The random parameter allows you to shut off the comparison to random trees. The default is true, meaning compare your trees with randomly generated trees.

mothur > unifrac.weighted(random=false)

The distance option

The distance parameter allows you to create a distance file from the results generated. The default is false.

mothur > unifrac.weighted(distance=true)

The name option

The name parameter allows you to enter a namesfile with your tree.

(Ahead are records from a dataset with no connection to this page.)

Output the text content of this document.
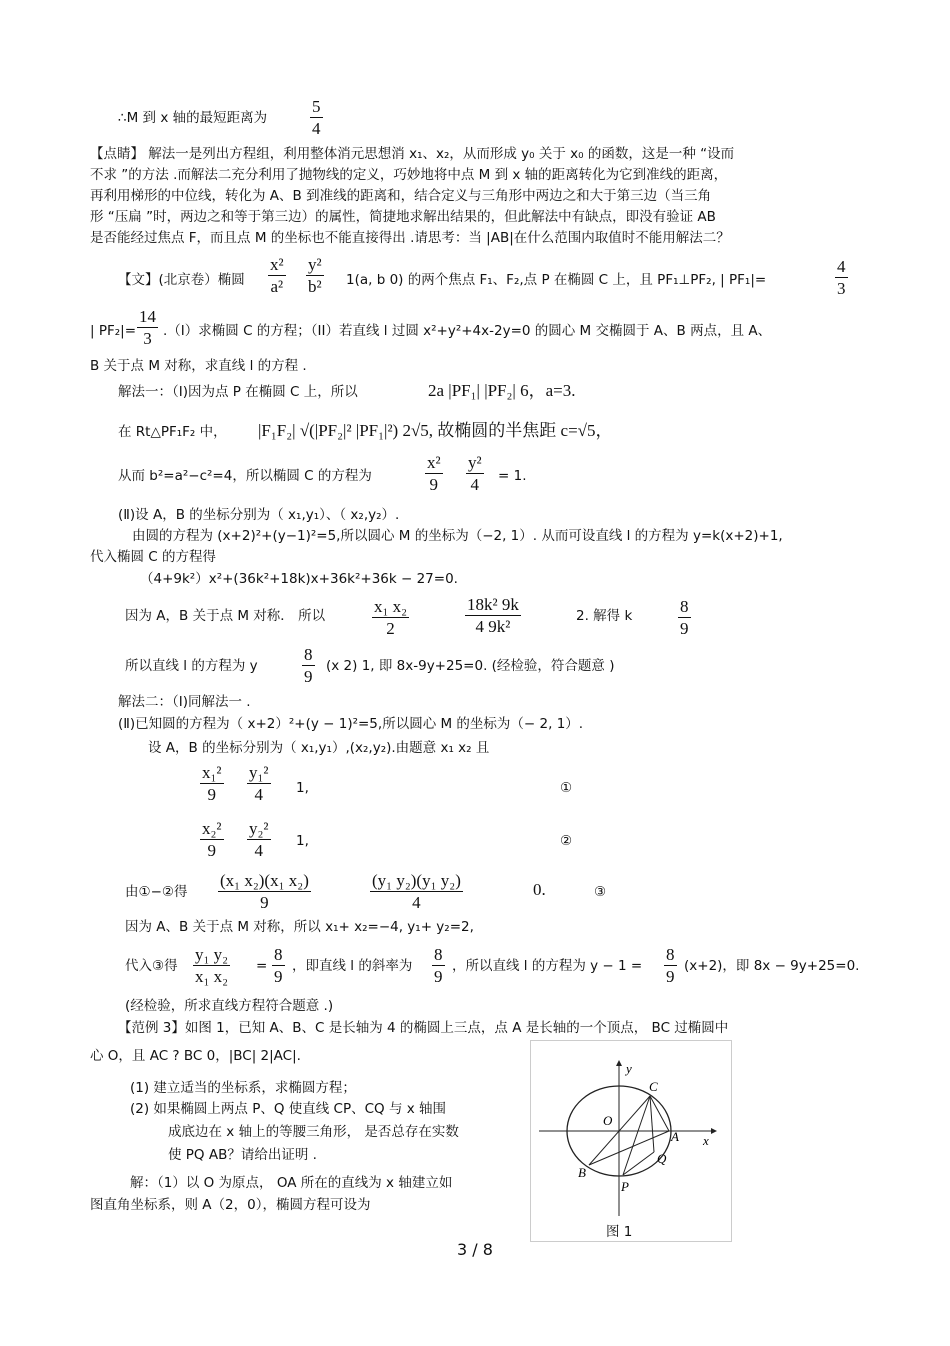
∴M 到 x 轴的最短距离为	$\frac{5}{4}$
【点睛】 解法一是列出方程组，利用整体消元思想消 x₁、x₂，从而形成 y₀ 关于 x₀ 的函数，这是一种 “设而
不求 ”的方法 .而解法二充分利用了抛物线的定义，巧妙地将中点 M 到 x 轴的距离转化为它到准线的距离，
再利用梯形的中位线，转化为 A、B 到准线的距离和，结合定义与三角形中两边之和大于第三边（当三角
形 “压扁 ”时，两边之和等于第三边）的属性，简捷地求解出结果的，但此解法中有缺点，即没有验证 AB
是否能经过焦点 F，而且点 M 的坐标也不能直接得出 .请思考：当 |AB|在什么范围内取值时不能用解法二？
【文】(北京卷）椭圆 $\frac{\text{x²}}{\text{a²}} \frac{\text{y²}}{\text{b²}} 1(a$, b 0) 的两个焦点 F₁、F₂,点 P 在椭圆 C 上，且 PF₁⊥PF₂, | PF₁|=	$\frac{4}{3}$
| $PF_2|= \frac{14}{3} .(I)$求椭圆 C 的方程；（II）若直线 l 过圆 x²+y²+4x-2y=0 的圆心 M 交椭圆于 A、B 两点，且 A、
B 关于点 M 对称，求直线 l 的方程 .
解法一：（Ⅰ)因为点 P 在椭圆 C 上，所以	2a |PF₁| |PF₂| 6，a=3.
在 Rt△PF₁F₂ 中， |F₁F₂| √(|PF₂|² |PF₁|²) 2√5, 故椭圆的半焦距 c=√5，
从而 b²=a²−c²=4，所以椭圆 C 的方程为	$\frac{\text{x²}}{9} \frac{\text{y²}}{4} = 1$.
(Ⅱ)设 A，B 的坐标分别为（ x₁,y₁）、（ x₂,y₂）.
由圆的方程为 (x+2)²+(y−1)²=5,所以圆心 M 的坐标为（−2, 1）. 从而可设直线 l 的方程为 y=k(x+2)+1,
代入椭圆 C 的方程得
（4+9k²）x²+(36k²+18k)x+36k²+36k − 27=0.
因为 A，B 关于点 M 对称． 所以	$\frac{\text{x₁ x₂}}{2}$	$\frac{\text{18k² 9k}}{\text{4 9k²}}$	2. 解得 k	$\frac{8}{9}$
所以直线 l 的方程为 y	$\frac{8}{9} (x$ 2) 1, 即 8x-9y+25=0. (经检验，符合题意 )
解法二：（Ⅰ)同解法一 .
(Ⅱ)已知圆的方程为（ x+2）²+(y − 1)²=5,所以圆心 M 的坐标为（− 2, 1）.
设 A，B 的坐标分别为（ x₁,y₁）,(x₂,y₂).由题意 x₁ x₂ 且
$\frac{\text{x₁²}}{9} \frac{\text{y₁²}}{4} 1$,	①
$\frac{\text{x₂²}}{9} \frac{\text{y₂²}}{4} 1$,	②
由①−②得 $\frac{\text{(x₁ x₂)(x₁ x₂)}}{9}$	$\frac{\text{(y₁ y₂)(y₁ y₂)}}{4}$	0.	③
因为 A、B 关于点 M 对称，所以 x₁+ x₂=−4, y₁+ y₂=2,
代入③得 $\frac{\text{y₁ y₂}}{\text{x₁ x₂}} = \frac{8}{9}$ ，即直线 l 的斜率为 $\frac{8}{9}$ ，所以直线 l 的方程为 $y - 1 = \frac{8}{9} (x+2)$，即 8x − 9y+25=0.
(经检验，所求直线方程符合题意 .)
【范例 3】如图 1，已知 A、B、C 是长轴为 4 的椭圆上三点，点 A 是长轴的一个顶点， BC 过椭圆中
心 O，且 AC ? BC 0，|BC| 2|AC|.
(1) 建立适当的坐标系，求椭圆方程；
(2) 如果椭圆上两点 P、Q 使直线 CP、CQ 与 x 轴围
成底边在 x 轴上的等腰三角形， 是否总存在实数
使 PQ AB？请给出证明 .
解：（1）以 O 为原点， OA 所在的直线为 x 轴建立如
图直角坐标系，则 A（2，0），椭圆方程可设为
y
x
O
A
B
C
P
Q
图 1
3 / 8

mothur > read.tree(tree=abrecovery.paup.bnj, group=abrecovery.groups, abrecovery.names)
mothur > unifrac.weighted()


Missing names in tree or group file

If you are missing a name from your tree or groups file mothur will warn you and return to the mothur prompt. Be sure that you don't have spaces in your sequence or group names.


Differences in implementation

The UniFrac website provides extensive resources for generating tree and PCA plots to compare sequence collections based on the UniFrac statistic. We have shown Schloss (2008) that this is a problematic approach. The statistic is not necessarily proportional to the true similarity of the communities and may become a worse estimate of similarity with increased sampling. On philosophical and scientific grounds, we will not provide any downstream analysis that uses the UniFrac statistic. The statistic is sound for hypothesis testing, but not for comparative analyses.